As I’m going to build one dashboard now, I’ll make it useful at first, and add more functions and decorations step by step. Hope I can build something like the image posted above. 😀
Insights from the political polling
There is a political forecasting website called fivethirtyeight.com that has been famous since it correctly predicted the winning result for President Obama in 2008, with various sources of data collected, calculated and visualized in an easy-understanding way. However, the forecasting result for the 2016 election was not near correct, as you can see here(https://projects.fivethirtyeight.com/2016-election-forecast/?ex_cid=rrpromo). Because I have been interested in the power of statistical polling, and I have friends working as data scientists, they were quite surprised about the deviation from the prediction to the reality. For this course, let’s leave the statistical part aside, and talk about the visualized data.

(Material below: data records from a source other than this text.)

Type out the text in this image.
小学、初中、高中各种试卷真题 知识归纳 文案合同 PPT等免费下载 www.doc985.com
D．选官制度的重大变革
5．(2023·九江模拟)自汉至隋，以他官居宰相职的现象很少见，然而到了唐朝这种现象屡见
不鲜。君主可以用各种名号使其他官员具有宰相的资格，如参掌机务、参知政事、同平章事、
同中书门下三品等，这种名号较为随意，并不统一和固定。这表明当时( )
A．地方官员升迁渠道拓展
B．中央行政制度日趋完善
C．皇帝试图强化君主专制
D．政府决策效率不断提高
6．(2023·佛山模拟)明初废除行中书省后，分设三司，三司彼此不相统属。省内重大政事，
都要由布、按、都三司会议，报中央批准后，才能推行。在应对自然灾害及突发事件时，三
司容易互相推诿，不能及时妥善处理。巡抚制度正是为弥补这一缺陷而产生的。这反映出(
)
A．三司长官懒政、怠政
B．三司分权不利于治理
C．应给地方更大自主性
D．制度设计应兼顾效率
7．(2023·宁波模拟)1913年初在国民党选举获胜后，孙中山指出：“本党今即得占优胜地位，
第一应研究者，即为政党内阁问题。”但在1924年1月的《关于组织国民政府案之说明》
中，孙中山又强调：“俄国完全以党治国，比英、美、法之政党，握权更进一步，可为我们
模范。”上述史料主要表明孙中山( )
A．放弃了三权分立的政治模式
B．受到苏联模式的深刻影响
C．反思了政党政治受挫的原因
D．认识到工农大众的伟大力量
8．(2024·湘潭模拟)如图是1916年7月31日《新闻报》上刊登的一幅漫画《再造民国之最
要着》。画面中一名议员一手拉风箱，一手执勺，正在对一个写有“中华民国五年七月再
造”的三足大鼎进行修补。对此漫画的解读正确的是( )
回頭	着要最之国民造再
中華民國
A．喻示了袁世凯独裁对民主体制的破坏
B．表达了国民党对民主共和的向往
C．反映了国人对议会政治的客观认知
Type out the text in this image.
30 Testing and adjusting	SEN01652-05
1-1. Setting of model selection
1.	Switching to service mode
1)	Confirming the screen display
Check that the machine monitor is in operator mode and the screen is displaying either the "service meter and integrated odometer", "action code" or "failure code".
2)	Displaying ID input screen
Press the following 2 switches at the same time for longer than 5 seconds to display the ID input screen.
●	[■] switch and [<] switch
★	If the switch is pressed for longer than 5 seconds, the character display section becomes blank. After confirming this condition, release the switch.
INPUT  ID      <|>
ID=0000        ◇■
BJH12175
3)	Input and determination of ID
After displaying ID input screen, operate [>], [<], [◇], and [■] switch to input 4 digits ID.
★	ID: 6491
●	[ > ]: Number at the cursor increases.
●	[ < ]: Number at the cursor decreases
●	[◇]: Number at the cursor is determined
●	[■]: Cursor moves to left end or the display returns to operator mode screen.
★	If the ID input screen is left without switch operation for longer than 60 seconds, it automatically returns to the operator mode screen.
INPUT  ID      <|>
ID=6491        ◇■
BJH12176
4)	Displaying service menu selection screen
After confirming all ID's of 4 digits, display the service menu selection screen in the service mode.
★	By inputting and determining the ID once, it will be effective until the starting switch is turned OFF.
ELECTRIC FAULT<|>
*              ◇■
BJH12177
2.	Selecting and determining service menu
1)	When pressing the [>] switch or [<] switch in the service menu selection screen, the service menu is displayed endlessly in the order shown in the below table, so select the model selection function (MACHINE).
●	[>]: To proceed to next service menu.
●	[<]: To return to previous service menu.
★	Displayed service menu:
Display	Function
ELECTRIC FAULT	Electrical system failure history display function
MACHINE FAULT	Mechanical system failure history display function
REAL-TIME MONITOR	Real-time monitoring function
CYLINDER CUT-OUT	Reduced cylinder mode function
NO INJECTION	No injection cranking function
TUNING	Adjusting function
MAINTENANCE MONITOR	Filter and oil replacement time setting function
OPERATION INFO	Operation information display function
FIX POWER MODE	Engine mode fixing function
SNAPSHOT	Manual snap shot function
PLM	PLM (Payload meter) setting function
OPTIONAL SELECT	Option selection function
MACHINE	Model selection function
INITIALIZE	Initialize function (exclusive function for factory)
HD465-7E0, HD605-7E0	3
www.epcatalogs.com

We have two main candidates, Hilary Clinton for Democrats, and Donald Trump for the Republic, the supporters for them are displayed in blue and red respectively, and from the depth of color, we can decide whether a state has more Democrats or Republic supporters, and if most supporters are for one party. Those colors can also be used to present the candidates’ popularity over time, the swing probability for each state, the importance for the candidates to win a particular state, and so on. This gives me some insights on how to build a meaningful data visualization. Given a dataset, I need to firstly find out the parameters and their relationships with each other, what the dataset is about and how to display it. I can do it with time, do it with geography, with histogram or bubbles, maybe add some animations or not. The website fivethirtyeight.com can be useful for beginners of data visualization, to get started by learning and imitating. In the end, it’s not just easy-understanding that matters, it’s the way to present authentic data that will make the visualization good.